CONTACT EMAIL WEBSITE
Jaime Jennings, 202-232-7933 x44 Gaelle Gourmelon, 202-452-1999 x510 jjennings@islandpress.org, ggourmelon@worldwatch.org www.islandpress.org, www.worldwatch.org
FOR IMMEDIATE RELEASE
State of the World Can a City be Sustainable? By The Worldwatch Institute Washington, D.C. (April 15, 2016) — Today, nearly 3.5 billion people—half of the world’s
population—live in urban areas. By 2050 that number is expected to nearly double. According to State of the World: Can a City Be Sustainable? (Publication Date: May 10, 2016), the latest edition of the annual series from the Worldwatch Institute, there is no question cities are growing; the only debate is over how they will grow (www.worldwatch.org). “Cities are at a crossroads, confronting historic challenges posed by rising populations, accelerating climate change, increasing inequity, and—all too often—faltering livability,” writes Eduardo da Costa Paes, Mayor of Rio de Janeiro.

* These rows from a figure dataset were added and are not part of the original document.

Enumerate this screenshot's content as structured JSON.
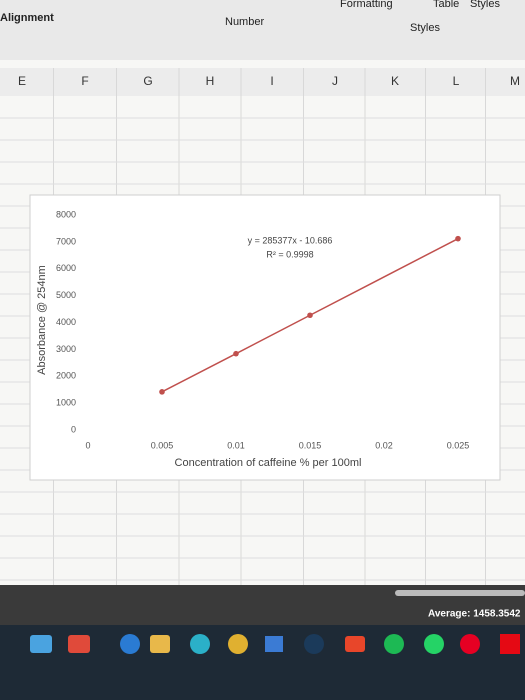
{
  "ui": {
    "ribbon": [
      "Alignment",
      "Number",
      "Formatting",
      "Table",
      "Styles",
      "Styles"
    ],
    "columns": [
      "E",
      "F",
      "G",
      "H",
      "I",
      "J",
      "K",
      "L",
      "M"
    ],
    "status": "Average: 1458.3542"
  },
  "chart_data": {
    "type": "line",
    "x": [
      0.005,
      0.01,
      0.015,
      0.025
    ],
    "series": [
      {
        "name": "Absorbance",
        "color": "#c0504d",
        "values": [
          1420,
          2840,
          4270,
          7120
        ]
      }
    ],
    "xlim": [
      0,
      0.025
    ],
    "xticks": [
      0,
      0.005,
      0.01,
      0.015,
      0.02,
      0.025
    ],
    "ylim": [
      0,
      8000
    ],
    "yticks": [
      0,
      1000,
      2000,
      3000,
      4000,
      5000,
      6000,
      7000,
      8000
    ],
    "xlabel": "Concentration of caffeine % per 100ml",
    "ylabel": "Absorbance @ 254nm",
    "annotations": [
      "y = 285377x - 10.686",
      "R² = 0.9998"
    ],
    "grid": false
  }
}
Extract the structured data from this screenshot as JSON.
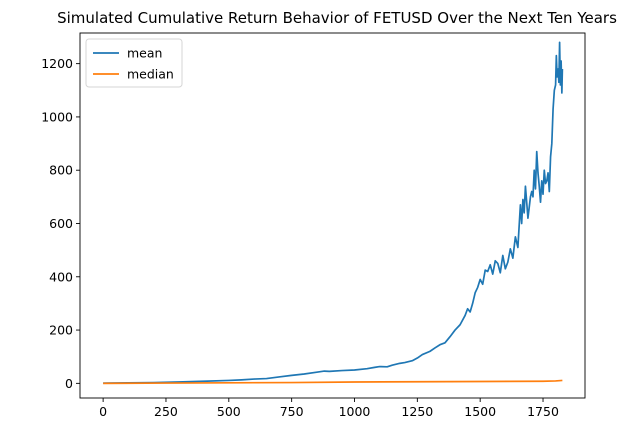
{
  "chart_data": {
    "type": "line",
    "title": "Simulated Cumulative Return Behavior of FETUSD Over the Next Ten Years",
    "xlabel": "",
    "ylabel": "",
    "xlim": [
      -92,
      1917
    ],
    "ylim": [
      -55,
      1315
    ],
    "xticks": [
      0,
      250,
      500,
      750,
      1000,
      1250,
      1500,
      1750
    ],
    "yticks": [
      0,
      200,
      400,
      600,
      800,
      1000,
      1200
    ],
    "grid": false,
    "legend_position": "upper left",
    "series": [
      {
        "name": "mean",
        "color": "#1f77b4",
        "points": [
          [
            0,
            1
          ],
          [
            100,
            2
          ],
          [
            200,
            3
          ],
          [
            300,
            5
          ],
          [
            400,
            8
          ],
          [
            500,
            11
          ],
          [
            550,
            13
          ],
          [
            600,
            16
          ],
          [
            650,
            18
          ],
          [
            700,
            24
          ],
          [
            750,
            30
          ],
          [
            800,
            35
          ],
          [
            850,
            42
          ],
          [
            880,
            46
          ],
          [
            900,
            45
          ],
          [
            950,
            48
          ],
          [
            1000,
            50
          ],
          [
            1050,
            55
          ],
          [
            1080,
            60
          ],
          [
            1100,
            63
          ],
          [
            1130,
            62
          ],
          [
            1150,
            68
          ],
          [
            1180,
            75
          ],
          [
            1200,
            78
          ],
          [
            1230,
            85
          ],
          [
            1250,
            95
          ],
          [
            1270,
            108
          ],
          [
            1300,
            120
          ],
          [
            1320,
            133
          ],
          [
            1340,
            145
          ],
          [
            1360,
            152
          ],
          [
            1380,
            175
          ],
          [
            1400,
            200
          ],
          [
            1420,
            220
          ],
          [
            1440,
            255
          ],
          [
            1450,
            280
          ],
          [
            1460,
            268
          ],
          [
            1470,
            300
          ],
          [
            1480,
            340
          ],
          [
            1490,
            360
          ],
          [
            1500,
            390
          ],
          [
            1510,
            372
          ],
          [
            1520,
            425
          ],
          [
            1530,
            420
          ],
          [
            1540,
            445
          ],
          [
            1550,
            410
          ],
          [
            1560,
            460
          ],
          [
            1570,
            450
          ],
          [
            1580,
            415
          ],
          [
            1590,
            480
          ],
          [
            1600,
            430
          ],
          [
            1610,
            455
          ],
          [
            1620,
            505
          ],
          [
            1630,
            470
          ],
          [
            1640,
            550
          ],
          [
            1650,
            510
          ],
          [
            1660,
            670
          ],
          [
            1665,
            600
          ],
          [
            1670,
            690
          ],
          [
            1675,
            640
          ],
          [
            1680,
            740
          ],
          [
            1690,
            620
          ],
          [
            1700,
            700
          ],
          [
            1705,
            720
          ],
          [
            1710,
            700
          ],
          [
            1715,
            800
          ],
          [
            1720,
            730
          ],
          [
            1725,
            870
          ],
          [
            1730,
            790
          ],
          [
            1735,
            740
          ],
          [
            1740,
            680
          ],
          [
            1745,
            760
          ],
          [
            1750,
            710
          ],
          [
            1755,
            800
          ],
          [
            1760,
            750
          ],
          [
            1765,
            760
          ],
          [
            1770,
            790
          ],
          [
            1775,
            720
          ],
          [
            1780,
            850
          ],
          [
            1785,
            900
          ],
          [
            1790,
            1030
          ],
          [
            1795,
            1100
          ],
          [
            1800,
            1120
          ],
          [
            1803,
            1230
          ],
          [
            1806,
            1150
          ],
          [
            1810,
            1180
          ],
          [
            1813,
            1130
          ],
          [
            1816,
            1280
          ],
          [
            1819,
            1120
          ],
          [
            1822,
            1210
          ],
          [
            1825,
            1090
          ],
          [
            1827,
            1180
          ]
        ]
      },
      {
        "name": "median",
        "color": "#ff7f0e",
        "points": [
          [
            0,
            0
          ],
          [
            250,
            1
          ],
          [
            500,
            2
          ],
          [
            750,
            3
          ],
          [
            1000,
            5
          ],
          [
            1250,
            6
          ],
          [
            1500,
            7
          ],
          [
            1750,
            8
          ],
          [
            1800,
            9
          ],
          [
            1827,
            11
          ]
        ]
      }
    ]
  }
}
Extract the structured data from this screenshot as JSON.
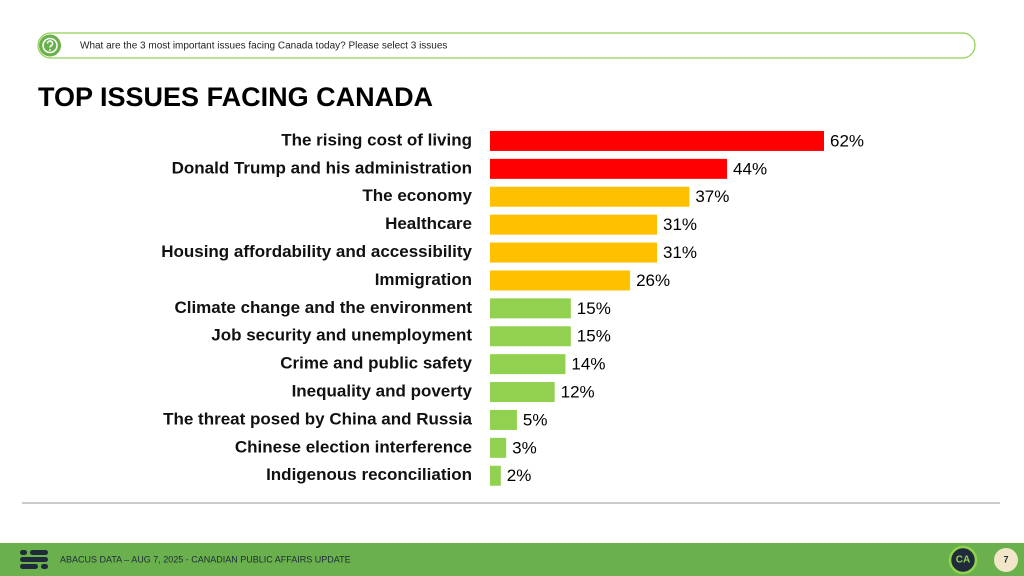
{
  "header": {
    "question": "What are the 3 most important issues facing Canada today? Please select 3 issues"
  },
  "chart_data": {
    "type": "bar",
    "orientation": "horizontal",
    "title": "TOP ISSUES FACING CANADA",
    "categories": [
      "The rising cost of living",
      "Donald Trump and his administration",
      "The economy",
      "Healthcare",
      "Housing affordability and accessibility",
      "Immigration",
      "Climate change and the environment",
      "Job security and unemployment",
      "Crime and public safety",
      "Inequality and poverty",
      "The threat posed by China and Russia",
      "Chinese election interference",
      "Indigenous reconciliation"
    ],
    "values": [
      62,
      44,
      37,
      31,
      31,
      26,
      15,
      15,
      14,
      12,
      5,
      3,
      2
    ],
    "value_labels": [
      "62%",
      "44%",
      "37%",
      "31%",
      "31%",
      "26%",
      "15%",
      "15%",
      "14%",
      "12%",
      "5%",
      "3%",
      "2%"
    ],
    "colors": [
      "#ff0000",
      "#ff0000",
      "#ffc000",
      "#ffc000",
      "#ffc000",
      "#ffc000",
      "#92d050",
      "#92d050",
      "#92d050",
      "#92d050",
      "#92d050",
      "#92d050",
      "#92d050"
    ]
  },
  "footer": {
    "source": "ABACUS DATA – AUG 7, 2025 - CANADIAN PUBLIC AFFAIRS UPDATE",
    "logo": "CA",
    "page": "7"
  }
}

Cities have voracious appetites for energy, accounting for about three-quarters of the world’s direct final energy use in 2005—far more than their 49 percent share of global population that year. Cities today must also deal with growing stress on raw material supplies. Extraction of metals, minerals, and fuels is increasingly complex now that the easiest sources have been tapped. A city’s food system—the production, processing, distribution, consumption, and waste of its food—has impacts that extend to a city’s host region and country, and often to other countries as well. “As rural migrants to cities adopt city-based lifestyles, they tend to use more resources as their incomes rise and as their diets shift from starchy staples to a greater share of animal products and processed foods,” writes Tom Prugh, author and co-director of the report. “This, in turn, drives land clearance for livestock grazing and fodder.”